В театральном искусстве драматургов вместе с замечательнейшими кусками, или пластами, или массивами (готов найти самые крупные и самые достойные выражения для драматургического дара проникновения в психологию, в характеры человеческого духа, в столкновения страстей — всего того, что не только создавало театральное представление, но и создавало жизнь людей) — рядом с этим все-таки на произведениях всякого драматурга есть печать театральных вкусов его эпохи, есть печать такой театральности, которая с течением веков обветшала. Все равно, кто бы то ни был — Эсхил, или Лопе де Вега, или Шекспир, или Шиллер. У Эсхила был театр на двадцать тысяч зрителей, и актеры говорили в рупор, и все условия сцены были такие-то и такие-то. Поэтому и {475} драматургия его направлялась вместе с потрясающим проникновением в человеческий дух и характер в сторону таких-то и таких-то театральных форм. То же самое — триста лет назад у Шекспира.
Наряду с тем, что в драматургии и сейчас является непревзойденным в смысле прекрасного, поэтического, в то же время ясного, простого психологического раскрытия человеческих страстей, проводится и театральная форма, для нашего искусства не только обветшалая, но, как дальше скажу, и определенно враждебная.
У нас при нашей склонности канонизировать, преклоняться перед авторитетом безоговорочно, примется за ересь то, что я говорил по поводу шекспировских сентенций, театрального резонерства, разрушающего жизненную психологическую ткань театрального представления, каким оно, по-нашему, должно быть сегодня, для нас, в нашу эпоху.
Это, бегло говоря, касается той части романтизма, которую несут драматурги. Но еще ярче обнаруживается несоответствие наших театральных стремлений и идеалов с тем актерским искусством, которое свойственно старому романтическому театру. Тут у наших критиков и театроведов встречаются особенно досадные ошибки, недооценки и непонимание.
Иногда мне хочется сказать по поводу всех этих восклицаний о романтическом театре: подумайте поглубже, и вы увидите, что вы просто-напросто хотите старого фальшивого актерского искусства.
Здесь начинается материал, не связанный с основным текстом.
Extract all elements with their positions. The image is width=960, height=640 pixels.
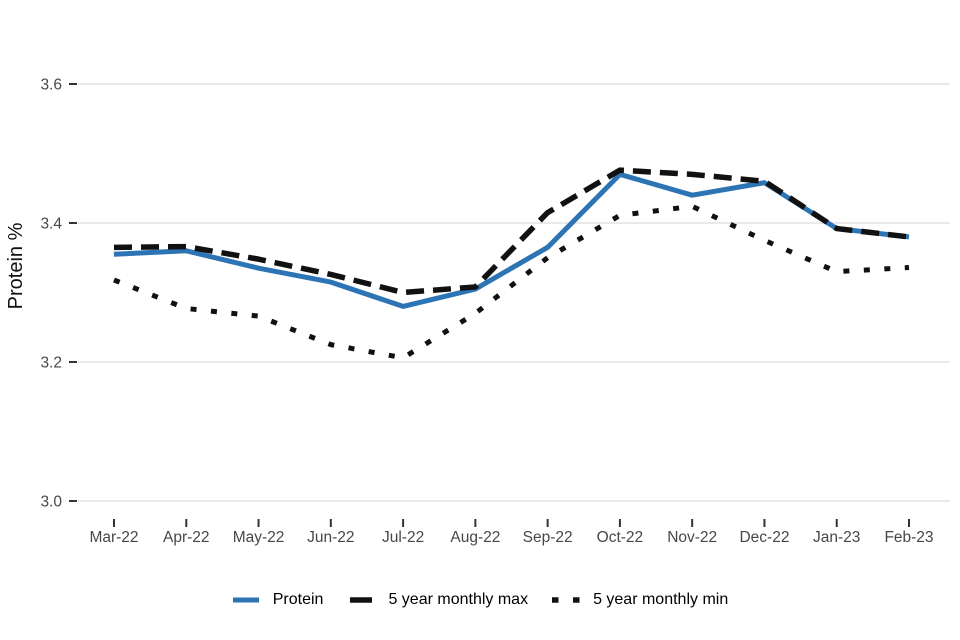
legend-item-protein: Protein xyxy=(232,590,324,610)
legend-label-protein: Protein xyxy=(272,591,324,608)
x-tick-label: Apr-22 xyxy=(163,529,210,546)
chart-legend: Protein 5 year monthly max 5 year monthl… xyxy=(0,584,960,616)
legend-item-5-year-monthly-max: 5 year monthly max xyxy=(347,590,528,610)
max-dashed-line-key xyxy=(350,597,373,603)
x-tick-label: Jan-23 xyxy=(813,529,860,546)
legend-label-5-year-monthly-min: 5 year monthly min xyxy=(593,591,729,608)
x-tick-label: May-22 xyxy=(233,529,285,546)
series-line-5-year-monthly-min xyxy=(113,203,910,361)
protein-solid-line-key xyxy=(232,597,259,603)
series-line-5-year-monthly-max xyxy=(113,167,910,296)
y-tick-label: 3.2 xyxy=(40,355,62,372)
x-tick-label: Feb-23 xyxy=(884,529,933,546)
x-tick-label: Mar-22 xyxy=(89,529,138,546)
x-tick-label: Dec-22 xyxy=(739,529,789,546)
x-tick-label: Aug-22 xyxy=(450,529,500,546)
legend-label-5-year-monthly-max: 5 year monthly max xyxy=(388,591,529,608)
x-tick-label: Oct-22 xyxy=(597,529,644,546)
legend-item-5-year-monthly-min: 5 year monthly min xyxy=(552,590,728,610)
x-tick-label: Sep-22 xyxy=(523,529,573,546)
y-tick-label: 3.0 xyxy=(40,494,62,511)
y-tick-label: 3.6 xyxy=(40,77,62,94)
x-tick-label: Nov-22 xyxy=(667,529,717,546)
x-tick-label: Jun-22 xyxy=(307,529,354,546)
x-tick-label: Jul-22 xyxy=(382,529,424,546)
y-tick-label: 3.4 xyxy=(40,216,62,233)
y-axis-title: Protein % xyxy=(5,222,27,309)
min-dotted-line-key xyxy=(552,597,581,603)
Вас еще обманывают великолепные актерские индивидуальности!
<…> Сравнение с Ермоловой… Ермолова с первых своих сценических шагов потрясла именно своей оторванностью от той искусственной декламационной школы, какая до нее проводилась такой великолепной актрисой, как Федотова, или таким замечательным, обаятельным актером, как Самарин. Гениальность Ермоловой сказалась с первых шагов именно в том, что ее сильный, возвышенный пафос, ее идеальный образ мышления проявлялся в такой простоте, которая прорывала по всем швам ложную, искусственную ткань, на какой создавалось представление классиков в Малом театре.